Uncle Sam wants you to pay your taxes!
Each of us gives a portion of our income to Uncle Sam to help fund the federal government. Although this may sometimes seem like an unnecessary burden, that money isn’t given in vain. In fact, these funds help pay for many important federal services including education, health care, transportation, environmental protection, national defense, and many more. Adding up all of the tax revenue helps the government formulate a federal budget so that it can manage its spending.
Oh, yeah! Uncle Sam also needs a loan
At the moment, the federal government spends nearly $4.5 trillion each year. However, the government usually collects far less than that in tax revenue. The gap between what the government spends and what it receives represents the federal budget deficit, and requires the government to borrow money from, among other sources, you! If you own US Treasury securities in your portfolio, what you’re really doing is lending money to the government. Hey, we all need a hand sometimes!
A deficit is not the same as debt
It’s important to distinguish between the United States’ deficit – which is the gap or shortfall each year – and its total debt – which is the accumulated amount of deficits over time. In other words, the deficit is the shortfall in a given year, while the debt is the grand total.
The size of the federal deficit changes over time. While many people focus on the dollar amount of the deficit – which averages about $780 billion per year at the moment – a more useful measure is to compare the deficit to the size of the economy, or our gross domestic product (GDP), which is the value of all goods and services produced over a period of time. After all, a larger economy can potentially support a larger deficit.
How does the deficit compare to GDP?
The current federal deficit is 3.4% of GDP (as of 1/31/2019). The chart below shows the federal budget deficit since 1980. During the global financial crisis, the deficit reached 10% of GDP in 2009. This was the worst deficit level in the United States since World War II. So while there may not be a simple political solution to today’s deficit level, it’s a much more manageable amount compared with just a few years ago.
This chart shows the federal budget deficit since 1980 in two ways: in billions of dollars (left axis) and as a percentage of GDP (right axis).

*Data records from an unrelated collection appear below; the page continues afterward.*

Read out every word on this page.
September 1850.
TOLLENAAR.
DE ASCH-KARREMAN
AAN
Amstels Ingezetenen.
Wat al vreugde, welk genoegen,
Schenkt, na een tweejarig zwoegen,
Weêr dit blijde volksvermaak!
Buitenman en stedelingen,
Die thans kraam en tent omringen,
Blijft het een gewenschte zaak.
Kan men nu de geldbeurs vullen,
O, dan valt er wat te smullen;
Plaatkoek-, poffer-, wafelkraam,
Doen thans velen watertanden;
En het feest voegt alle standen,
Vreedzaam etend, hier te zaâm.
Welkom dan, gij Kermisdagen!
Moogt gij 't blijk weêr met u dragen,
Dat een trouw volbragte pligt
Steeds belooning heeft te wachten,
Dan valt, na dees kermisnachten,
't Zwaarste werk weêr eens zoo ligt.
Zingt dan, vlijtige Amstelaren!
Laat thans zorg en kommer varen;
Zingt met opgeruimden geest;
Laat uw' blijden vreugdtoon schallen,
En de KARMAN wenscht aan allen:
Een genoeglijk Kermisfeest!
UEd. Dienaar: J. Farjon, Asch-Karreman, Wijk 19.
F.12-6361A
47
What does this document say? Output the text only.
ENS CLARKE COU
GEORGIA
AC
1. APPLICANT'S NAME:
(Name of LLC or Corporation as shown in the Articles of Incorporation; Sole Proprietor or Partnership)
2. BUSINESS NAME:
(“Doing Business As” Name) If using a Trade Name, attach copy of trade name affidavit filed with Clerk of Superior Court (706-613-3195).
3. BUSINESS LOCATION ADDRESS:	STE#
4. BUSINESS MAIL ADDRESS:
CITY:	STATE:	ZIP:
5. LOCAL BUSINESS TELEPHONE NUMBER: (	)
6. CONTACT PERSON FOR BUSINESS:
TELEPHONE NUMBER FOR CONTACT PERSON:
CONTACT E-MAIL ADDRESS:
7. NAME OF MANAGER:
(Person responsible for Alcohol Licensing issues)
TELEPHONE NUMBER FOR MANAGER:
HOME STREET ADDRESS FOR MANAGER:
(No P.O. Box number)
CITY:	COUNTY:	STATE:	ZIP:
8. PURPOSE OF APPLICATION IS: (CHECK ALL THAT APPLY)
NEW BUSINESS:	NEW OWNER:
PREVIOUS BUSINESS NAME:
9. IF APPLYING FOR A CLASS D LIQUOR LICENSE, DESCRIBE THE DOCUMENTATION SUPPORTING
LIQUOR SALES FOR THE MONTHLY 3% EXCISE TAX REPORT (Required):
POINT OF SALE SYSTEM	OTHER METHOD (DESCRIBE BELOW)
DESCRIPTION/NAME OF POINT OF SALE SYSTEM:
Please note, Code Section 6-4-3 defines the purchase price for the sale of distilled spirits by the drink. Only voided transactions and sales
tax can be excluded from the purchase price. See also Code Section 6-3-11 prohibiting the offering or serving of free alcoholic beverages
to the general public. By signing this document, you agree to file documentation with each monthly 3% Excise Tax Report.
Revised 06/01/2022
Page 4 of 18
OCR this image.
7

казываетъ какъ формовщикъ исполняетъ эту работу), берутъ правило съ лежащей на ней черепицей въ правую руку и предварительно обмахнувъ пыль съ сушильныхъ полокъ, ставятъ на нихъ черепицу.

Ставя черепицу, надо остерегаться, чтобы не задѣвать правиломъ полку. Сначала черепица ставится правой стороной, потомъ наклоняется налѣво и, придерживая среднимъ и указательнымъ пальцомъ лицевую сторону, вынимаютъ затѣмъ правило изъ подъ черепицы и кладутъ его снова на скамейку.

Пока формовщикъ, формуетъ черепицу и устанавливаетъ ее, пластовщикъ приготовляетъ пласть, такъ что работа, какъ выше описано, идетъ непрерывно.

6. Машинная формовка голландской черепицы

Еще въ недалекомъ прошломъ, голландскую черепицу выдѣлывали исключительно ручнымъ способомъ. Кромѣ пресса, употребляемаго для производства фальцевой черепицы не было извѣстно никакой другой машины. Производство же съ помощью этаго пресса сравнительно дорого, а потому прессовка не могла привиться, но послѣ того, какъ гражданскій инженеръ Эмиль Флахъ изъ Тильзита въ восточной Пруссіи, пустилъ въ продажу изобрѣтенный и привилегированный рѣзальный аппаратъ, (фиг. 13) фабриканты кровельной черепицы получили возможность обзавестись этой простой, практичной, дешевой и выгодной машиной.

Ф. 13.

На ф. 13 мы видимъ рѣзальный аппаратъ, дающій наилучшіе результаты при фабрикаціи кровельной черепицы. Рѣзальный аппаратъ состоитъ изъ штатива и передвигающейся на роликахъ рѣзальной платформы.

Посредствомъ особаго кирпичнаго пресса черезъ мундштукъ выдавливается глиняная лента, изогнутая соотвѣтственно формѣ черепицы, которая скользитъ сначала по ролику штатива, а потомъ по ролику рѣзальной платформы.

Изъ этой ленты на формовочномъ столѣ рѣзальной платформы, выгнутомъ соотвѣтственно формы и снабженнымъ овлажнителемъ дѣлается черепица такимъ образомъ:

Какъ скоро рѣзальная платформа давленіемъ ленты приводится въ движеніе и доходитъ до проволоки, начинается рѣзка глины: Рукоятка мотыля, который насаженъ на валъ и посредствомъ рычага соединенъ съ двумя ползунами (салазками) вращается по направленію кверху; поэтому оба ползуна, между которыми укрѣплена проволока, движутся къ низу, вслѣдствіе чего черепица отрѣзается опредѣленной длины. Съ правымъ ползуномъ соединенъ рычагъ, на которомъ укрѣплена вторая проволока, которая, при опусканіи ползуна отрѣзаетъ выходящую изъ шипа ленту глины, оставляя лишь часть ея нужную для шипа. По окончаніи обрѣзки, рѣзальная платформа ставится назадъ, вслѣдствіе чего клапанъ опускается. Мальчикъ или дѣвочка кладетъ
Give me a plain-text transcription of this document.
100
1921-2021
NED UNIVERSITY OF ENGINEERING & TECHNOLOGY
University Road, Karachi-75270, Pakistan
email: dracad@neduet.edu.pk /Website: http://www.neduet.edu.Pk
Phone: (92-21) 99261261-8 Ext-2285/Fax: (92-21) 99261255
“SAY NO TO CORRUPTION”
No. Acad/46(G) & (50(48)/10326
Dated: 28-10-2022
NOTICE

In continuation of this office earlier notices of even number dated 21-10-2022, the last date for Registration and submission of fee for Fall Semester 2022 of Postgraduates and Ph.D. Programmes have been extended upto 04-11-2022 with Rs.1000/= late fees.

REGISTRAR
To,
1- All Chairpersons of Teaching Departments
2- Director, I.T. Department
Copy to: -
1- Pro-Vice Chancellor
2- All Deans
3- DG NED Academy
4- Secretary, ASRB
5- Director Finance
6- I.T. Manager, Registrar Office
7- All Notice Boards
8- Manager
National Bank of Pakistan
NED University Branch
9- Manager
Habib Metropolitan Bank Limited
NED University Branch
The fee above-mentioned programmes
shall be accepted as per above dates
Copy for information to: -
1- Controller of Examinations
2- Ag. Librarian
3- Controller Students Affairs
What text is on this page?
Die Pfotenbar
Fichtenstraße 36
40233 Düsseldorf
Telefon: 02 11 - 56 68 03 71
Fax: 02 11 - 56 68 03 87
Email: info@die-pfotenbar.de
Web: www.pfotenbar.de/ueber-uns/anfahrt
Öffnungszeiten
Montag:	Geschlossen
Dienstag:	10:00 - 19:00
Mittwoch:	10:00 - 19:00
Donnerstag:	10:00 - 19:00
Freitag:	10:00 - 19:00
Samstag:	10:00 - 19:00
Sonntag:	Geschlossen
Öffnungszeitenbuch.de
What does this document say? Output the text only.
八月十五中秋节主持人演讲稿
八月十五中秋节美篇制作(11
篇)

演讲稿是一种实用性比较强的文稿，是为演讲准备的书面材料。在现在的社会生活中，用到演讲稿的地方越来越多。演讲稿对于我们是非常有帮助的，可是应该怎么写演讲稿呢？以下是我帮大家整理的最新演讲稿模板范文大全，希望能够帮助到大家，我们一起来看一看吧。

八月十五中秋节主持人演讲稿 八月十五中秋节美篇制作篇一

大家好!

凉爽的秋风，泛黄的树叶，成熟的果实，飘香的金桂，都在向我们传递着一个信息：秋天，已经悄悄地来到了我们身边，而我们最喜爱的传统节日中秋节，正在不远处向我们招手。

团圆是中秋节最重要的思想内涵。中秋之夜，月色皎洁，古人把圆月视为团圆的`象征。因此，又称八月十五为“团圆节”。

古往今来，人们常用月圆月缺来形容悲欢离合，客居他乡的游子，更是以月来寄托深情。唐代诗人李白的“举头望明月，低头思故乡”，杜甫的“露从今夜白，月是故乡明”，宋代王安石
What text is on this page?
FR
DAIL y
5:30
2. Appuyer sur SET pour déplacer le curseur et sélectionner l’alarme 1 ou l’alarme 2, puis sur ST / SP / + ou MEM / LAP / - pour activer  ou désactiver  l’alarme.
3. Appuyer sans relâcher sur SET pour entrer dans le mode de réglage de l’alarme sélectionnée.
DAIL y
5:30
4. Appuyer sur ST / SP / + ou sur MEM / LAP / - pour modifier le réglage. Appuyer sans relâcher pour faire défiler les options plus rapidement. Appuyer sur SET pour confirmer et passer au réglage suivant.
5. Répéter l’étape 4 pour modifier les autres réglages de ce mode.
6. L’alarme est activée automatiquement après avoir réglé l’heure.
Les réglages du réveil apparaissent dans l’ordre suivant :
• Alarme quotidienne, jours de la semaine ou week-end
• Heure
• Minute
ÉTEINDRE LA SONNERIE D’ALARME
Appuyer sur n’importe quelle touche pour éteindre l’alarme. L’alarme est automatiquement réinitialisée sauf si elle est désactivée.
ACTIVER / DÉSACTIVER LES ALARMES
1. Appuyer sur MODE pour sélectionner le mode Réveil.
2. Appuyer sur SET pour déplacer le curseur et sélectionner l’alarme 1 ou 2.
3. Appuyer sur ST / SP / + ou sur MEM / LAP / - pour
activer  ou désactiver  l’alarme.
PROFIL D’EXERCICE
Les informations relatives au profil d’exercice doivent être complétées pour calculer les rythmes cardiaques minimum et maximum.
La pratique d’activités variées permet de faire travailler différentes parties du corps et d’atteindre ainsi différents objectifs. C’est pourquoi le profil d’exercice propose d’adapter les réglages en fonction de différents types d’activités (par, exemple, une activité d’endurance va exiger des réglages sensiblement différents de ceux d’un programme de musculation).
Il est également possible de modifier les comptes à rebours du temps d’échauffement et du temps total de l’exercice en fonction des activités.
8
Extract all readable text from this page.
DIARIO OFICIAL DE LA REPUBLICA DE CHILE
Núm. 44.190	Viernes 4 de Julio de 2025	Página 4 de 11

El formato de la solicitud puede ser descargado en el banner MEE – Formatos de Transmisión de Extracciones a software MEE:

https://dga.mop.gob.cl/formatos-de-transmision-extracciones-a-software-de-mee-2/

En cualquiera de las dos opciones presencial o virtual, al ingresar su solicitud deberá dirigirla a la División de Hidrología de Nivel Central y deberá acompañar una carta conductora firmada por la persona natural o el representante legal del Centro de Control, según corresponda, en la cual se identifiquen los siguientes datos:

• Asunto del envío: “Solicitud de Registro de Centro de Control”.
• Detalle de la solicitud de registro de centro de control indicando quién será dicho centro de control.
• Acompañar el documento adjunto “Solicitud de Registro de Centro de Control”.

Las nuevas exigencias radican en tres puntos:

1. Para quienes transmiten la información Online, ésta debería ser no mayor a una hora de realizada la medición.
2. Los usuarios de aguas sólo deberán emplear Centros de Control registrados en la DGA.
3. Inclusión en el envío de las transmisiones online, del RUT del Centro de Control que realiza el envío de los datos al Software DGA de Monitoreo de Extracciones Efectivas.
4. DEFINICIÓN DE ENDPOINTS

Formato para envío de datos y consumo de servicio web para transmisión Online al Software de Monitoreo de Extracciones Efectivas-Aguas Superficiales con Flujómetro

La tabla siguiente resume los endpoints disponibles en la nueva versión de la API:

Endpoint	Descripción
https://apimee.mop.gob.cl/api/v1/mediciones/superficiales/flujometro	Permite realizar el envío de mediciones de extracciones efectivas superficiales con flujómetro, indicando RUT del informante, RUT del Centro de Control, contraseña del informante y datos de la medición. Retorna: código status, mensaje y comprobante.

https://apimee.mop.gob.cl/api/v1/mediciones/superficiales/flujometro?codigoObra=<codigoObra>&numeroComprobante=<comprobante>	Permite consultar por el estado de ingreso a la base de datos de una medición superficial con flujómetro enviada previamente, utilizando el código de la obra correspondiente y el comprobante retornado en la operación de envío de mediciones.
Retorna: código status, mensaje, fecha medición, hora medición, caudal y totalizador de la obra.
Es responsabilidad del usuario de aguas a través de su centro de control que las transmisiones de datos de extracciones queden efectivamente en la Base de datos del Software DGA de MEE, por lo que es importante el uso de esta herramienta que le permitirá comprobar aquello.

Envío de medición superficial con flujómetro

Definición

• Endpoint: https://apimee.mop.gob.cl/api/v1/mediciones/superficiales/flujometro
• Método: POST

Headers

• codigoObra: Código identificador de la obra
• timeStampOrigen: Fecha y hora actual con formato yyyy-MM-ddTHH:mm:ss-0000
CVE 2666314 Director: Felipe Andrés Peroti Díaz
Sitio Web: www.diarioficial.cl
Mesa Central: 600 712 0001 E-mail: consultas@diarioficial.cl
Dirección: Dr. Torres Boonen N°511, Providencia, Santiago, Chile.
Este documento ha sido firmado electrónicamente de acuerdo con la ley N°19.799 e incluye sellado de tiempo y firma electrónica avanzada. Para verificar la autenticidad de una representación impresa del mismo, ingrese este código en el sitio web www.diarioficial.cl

Source: Clearnomics, Federal Reserve
A stable deficit has minimal impact on your portfolio
If the federal deficit remains stable, then historically there has been little direct impact on the stock market, economy, and bond yields. So while many Americans would prefer there to be a smaller deficit, or even a budget surplus, stable deficits allow investors to avoid worrying on a regular basis about how government spending might affect their portfolios.